FDA is leading the movement toward the use of standard quantitative measures to monitor manufacturing quality across the industry and enable a next-generation, risk-based inspection system. A “quality scorecard” approach is being considered that would allow comparison of peer firms to industry averages and expectations.
Beyond meeting the minimal compliance requirements to collect and share relevant data, the right approach to integrating and managing manufacturing data can also enable higher levels of performance by identifying signals in near-real-time and recognizing trends of concern to avoid future problems. Our solutions promote site- and product-specific analysis capabilities and unique area decision support to enable:
- Enhanced compliance with evolving regulations and data integrity standards, including development of critical reporting capabilities and mechanisms for sharing metrics data with FDA and other regulators easily.
- Visualization of key manufacturing insights allowing both rapid response to detected problems and predictive power to promote continuous improvement.
- Avoidance of quality-related interruptions of drug supply by allowing monitoring of manufacturing and support-related functions, including user-defined alerts and notifications, throughout the product lifecycle.
- A reduced regulatory burden more proportionate to an efficiently and effectively managed metrics program with a minimum of additional overhead.

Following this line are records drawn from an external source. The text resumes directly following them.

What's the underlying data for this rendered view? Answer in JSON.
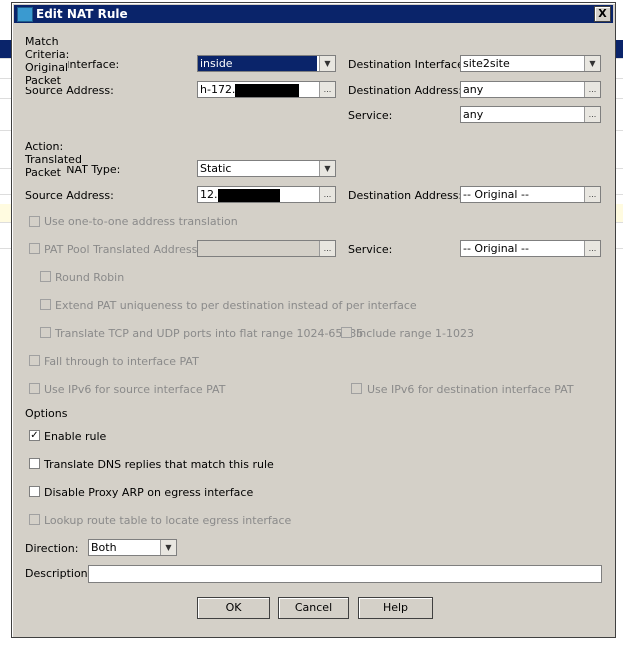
{
  "dialog": {
    "title": "Edit NAT Rule",
    "close": "X"
  },
  "match": {
    "heading": "Match Criteria: Original Packet",
    "source_interface_label": "Source Interface:",
    "source_interface": "inside",
    "destination_interface_label": "Destination Interface:",
    "destination_interface": "site2site",
    "source_address_label": "Source Address:",
    "source_address": "h-172.",
    "destination_address_label": "Destination Address:",
    "destination_address": "any",
    "service_label": "Service:",
    "service": "any"
  },
  "action": {
    "heading": "Action: Translated Packet",
    "nat_type_label": "Source NAT Type:",
    "nat_type": "Static",
    "source_address_label": "Source Address:",
    "source_address": "12.",
    "destination_address_label": "Destination Address:",
    "destination_address": "-- Original --",
    "one_to_one": "Use one-to-one address translation",
    "pat_pool": "PAT Pool Translated Address:",
    "service_label": "Service:",
    "service": "-- Original --",
    "round_robin": "Round Robin",
    "extend_pat": "Extend PAT uniqueness to per destination instead of per interface",
    "translate_ports": "Translate TCP and UDP ports into flat range 1024-65535",
    "include_range": "Include range 1-1023",
    "fall_through": "Fall through to interface PAT",
    "ipv6_source": "Use IPv6 for source interface PAT",
    "ipv6_dest": "Use IPv6 for destination interface PAT"
  },
  "options": {
    "heading": "Options",
    "enable_rule": "Enable rule",
    "enable_rule_checked": true,
    "translate_dns": "Translate DNS replies that match this rule",
    "disable_proxy_arp": "Disable Proxy ARP on egress interface",
    "lookup_route": "Lookup route table to locate egress interface",
    "direction_label": "Direction:",
    "direction": "Both",
    "description_label": "Description:",
    "description": ""
  },
  "buttons": {
    "ok": "OK",
    "cancel": "Cancel",
    "help": "Help"
  },
  "icons": {
    "dropdown": "▼",
    "browse": "..."
  }
}
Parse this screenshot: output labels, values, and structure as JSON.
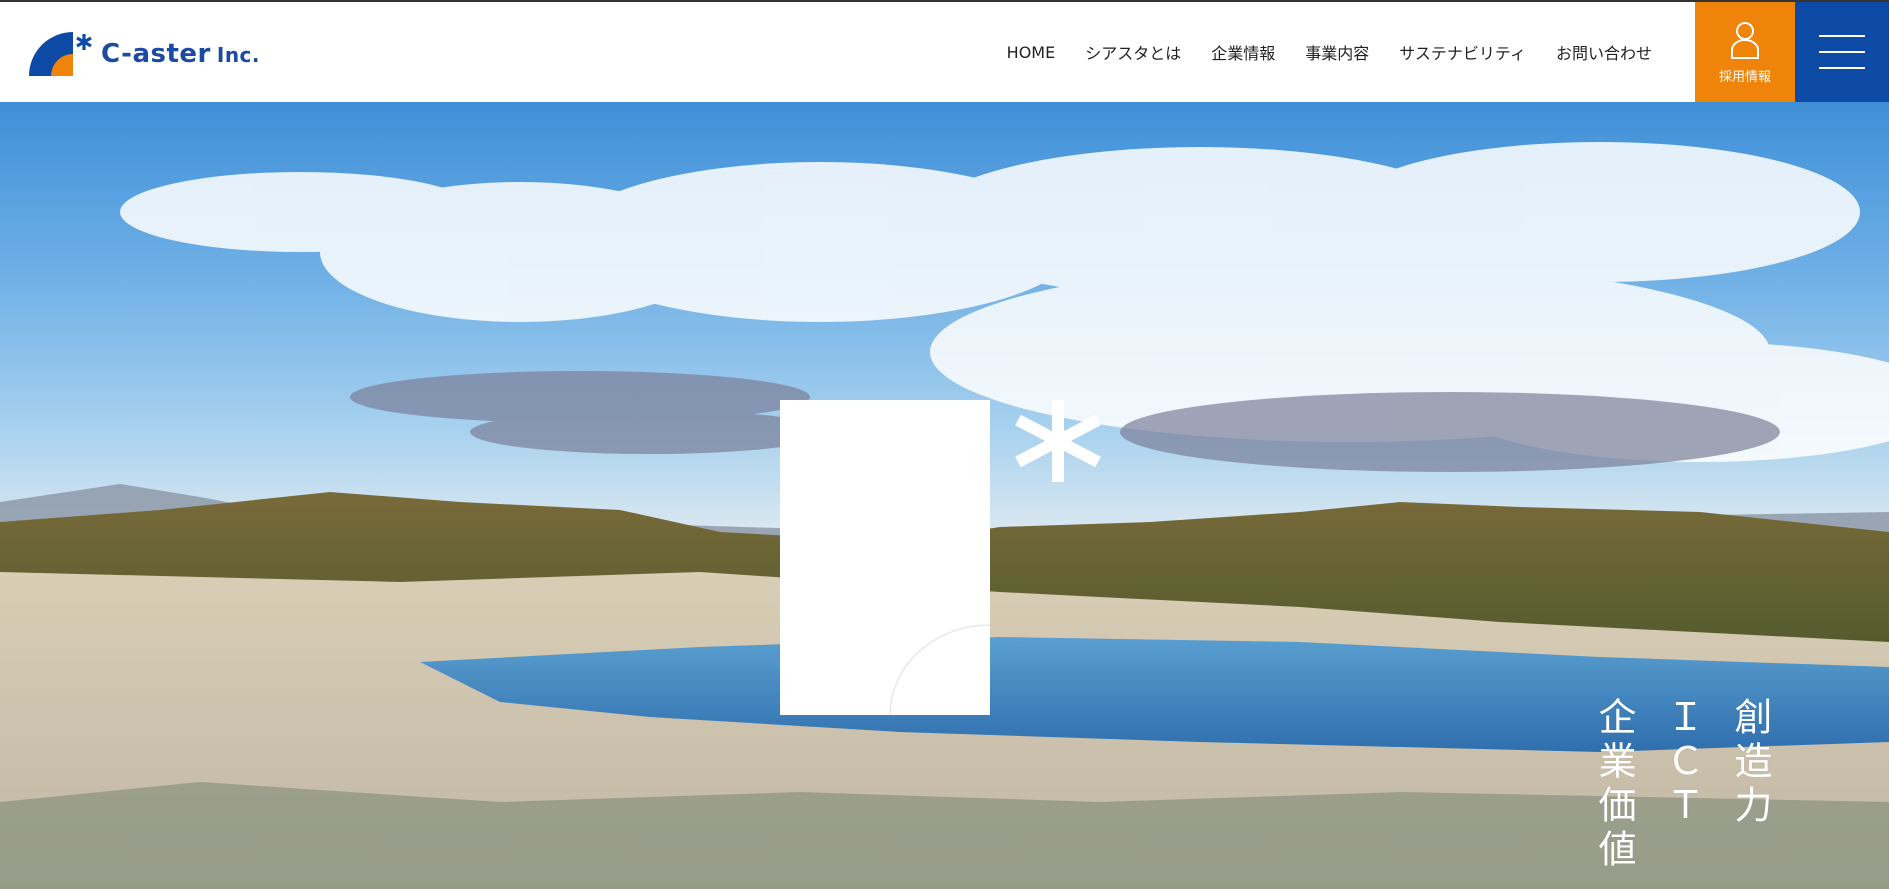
{
  "brand": {
    "name": "C-aster",
    "suffix": "Inc.",
    "primary_color": "#0d4aa6",
    "accent_color": "#f0830a"
  },
  "nav": {
    "items": [
      {
        "label": "HOME"
      },
      {
        "label": "シアスタとは"
      },
      {
        "label": "企業情報"
      },
      {
        "label": "事業内容"
      },
      {
        "label": "サステナビリティ"
      },
      {
        "label": "お問い合わせ"
      }
    ]
  },
  "recruit": {
    "label": "採用情報",
    "icon": "person-icon"
  },
  "menu": {
    "icon": "hamburger-icon"
  },
  "hero": {
    "tagline": [
      "創造力",
      "ＩＣＴ",
      "企業価値"
    ]
  }
}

We are typically engaged by Quality leaders who are interested in taking a data-driven approach to proactively reduce manufacturing risks and ensure compliance. To do so requires identifying the true KPIs and extracting the real value of data contained in multiple sources or not adequately captured. Integrating data and systems enables these leaders and their teams with strategic visualization, streamlined processes for reporting and timely decision-making.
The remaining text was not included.